I am working through an answer to the following question and I do not understand a statement given towards the end of the solution, specifically why $\tilde{W}(\sigma) = 1$.
(This question is related to my previous post Expectation of a Wiener process at a Stopping Time but I believe it may be viewed without reference to that post). \begin{align} \end{align}
$\textbf{Question:}$ Define the following stochastic process \begin{align} \tilde{W}(t) := W(t) + \int_{0}^{t} e^{W(s)}\mathbb{1}_{\{|W(s)\le 1\}}\,ds \quad \forall \, t \in [0,T] \end{align} For the stopping time $\sigma := \inf\{t \ge 0 : W(t) = 1 - \int_{0}^{t} e^{W(s)}\mathbb{1}_{\{|W(s)\le 1\}}\,ds \}$ compute \begin{align} \mathbb{E}_{\mathcal{Q}}\left[e^{-\sigma/2} \right] \end{align} \begin{align} \end{align} $\textbf{Solution:}$ Define $M(t) = \exp\left(\tilde{W}(t) - \tfrac{1}{2}t \right)$ as a martingale $(M(t) : t \ge 0)$.

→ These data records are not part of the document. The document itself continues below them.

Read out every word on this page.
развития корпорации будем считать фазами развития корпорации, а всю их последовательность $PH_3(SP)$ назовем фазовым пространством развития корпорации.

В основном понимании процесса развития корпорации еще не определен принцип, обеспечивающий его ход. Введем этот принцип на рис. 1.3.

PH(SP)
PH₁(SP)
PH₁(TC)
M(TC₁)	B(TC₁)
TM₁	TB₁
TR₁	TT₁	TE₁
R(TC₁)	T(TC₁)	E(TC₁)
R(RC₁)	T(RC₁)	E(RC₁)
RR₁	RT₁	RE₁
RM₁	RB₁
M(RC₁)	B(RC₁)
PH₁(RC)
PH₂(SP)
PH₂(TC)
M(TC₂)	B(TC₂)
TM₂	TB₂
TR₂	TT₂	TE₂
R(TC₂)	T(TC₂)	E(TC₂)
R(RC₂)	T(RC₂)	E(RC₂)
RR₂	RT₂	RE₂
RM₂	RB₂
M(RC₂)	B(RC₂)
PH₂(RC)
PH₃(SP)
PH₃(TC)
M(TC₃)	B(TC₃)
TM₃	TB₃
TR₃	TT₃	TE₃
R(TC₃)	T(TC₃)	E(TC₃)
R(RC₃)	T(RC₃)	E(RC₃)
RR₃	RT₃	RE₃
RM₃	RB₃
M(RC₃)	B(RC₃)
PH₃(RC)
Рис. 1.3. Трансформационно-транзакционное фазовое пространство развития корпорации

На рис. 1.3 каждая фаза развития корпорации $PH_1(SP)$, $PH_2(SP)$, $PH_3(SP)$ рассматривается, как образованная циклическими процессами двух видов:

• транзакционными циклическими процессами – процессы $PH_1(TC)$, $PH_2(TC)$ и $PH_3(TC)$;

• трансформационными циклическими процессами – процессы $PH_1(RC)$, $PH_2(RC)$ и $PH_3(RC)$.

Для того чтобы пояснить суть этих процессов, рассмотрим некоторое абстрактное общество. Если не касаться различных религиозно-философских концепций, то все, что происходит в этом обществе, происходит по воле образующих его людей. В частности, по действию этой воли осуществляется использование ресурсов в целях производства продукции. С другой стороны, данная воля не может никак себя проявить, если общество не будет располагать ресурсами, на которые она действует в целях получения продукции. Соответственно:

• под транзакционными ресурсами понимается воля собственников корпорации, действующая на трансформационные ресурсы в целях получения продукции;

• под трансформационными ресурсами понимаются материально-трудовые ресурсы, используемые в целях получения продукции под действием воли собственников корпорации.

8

Then from the $\textbf{optional}$ $\textbf{sampling}$ $\textbf{theorem}$, \begin{align} 1 = \mathbb{E}_{\mathcal{Q}}\left[M(0) \right] = \mathbb{E}_{\mathcal{Q}}\left[M(t\wedge \sigma) \right] \end{align}
Moreover, we have $M(t \wedge \sigma) \rightarrow M(\sigma)$ $\mathcal{Q}$-a.s. as $t \rightarrow \infty$ and it follows that \begin{align} &|M(t \wedge \sigma| \le \exp\left(\tilde{W}(t \wedge \sigma) - \tfrac{1}{2}(t\wedge \sigma)\right) \le \exp\left(\tilde{W}(t\wedge \sigma) \right) \le \exp(1),\\ &\mathbb{E}_{\mathcal{Q}}\left[\exp(1)\right] = \exp(1) < \infty \end{align}
By Lebesgue's theorem of dominated convergence, \begin{align} \mathbb{E}_{\mathcal{Q}}\left[M(\sigma)\right] = \mathbb{E}_{\mathcal{Q}}\left[\lim_{t \rightarrow \infty} M(t \wedge \sigma) \right] = \lim_{t \rightarrow \infty} \mathbb{E}_{\mathcal{Q}}\left[M(t\wedge \sigma) \right] = 1 \end{align} On the other hand, since $\tilde{W}(\sigma) = 1$ we have \begin{align} \mathbb{E}_{\mathcal{Q}}\left[M(\sigma) \right] &= \mathbb{E}_{\mathcal{Q}}\left[e^{1 - \tfrac{1}{2}\sigma} \right]\\ 1 &= \mathbb{E}_{\mathcal{Q}}\left[e^{1 - \tfrac{1}{2}\sigma} \right]\\ \end{align} so, \begin{align} \mathbb{E}_{\mathcal{Q}}\left[e^{-\tfrac{1}{2}\sigma} \right] = \frac{1}{e} \end{align}
$\textbf{My Question}:$ It is stated above that $\tilde{W}(\sigma) = 1$, unfortunately I cannot see why this is the case. Could someone please explain why this is?
All help is appreciated.
Many thanks,
John
The step you are asking about is just algebra:
$$W(\sigma)=1-\int_0^\sigma e^{W(s)} 1_{|W(s)| \leq 1} ds$$
Substitute that into the definition of $\tilde{W}$:
$$\tilde{W}(\sigma)=1-\int_0^\sigma e^{W(s)} 1_{\{ |W(s)| \leq 1\}} ds + \int_0^\sigma e^{W(s)} 1_{\{ |W(s)| \leq 1 \}} ds = 1.$$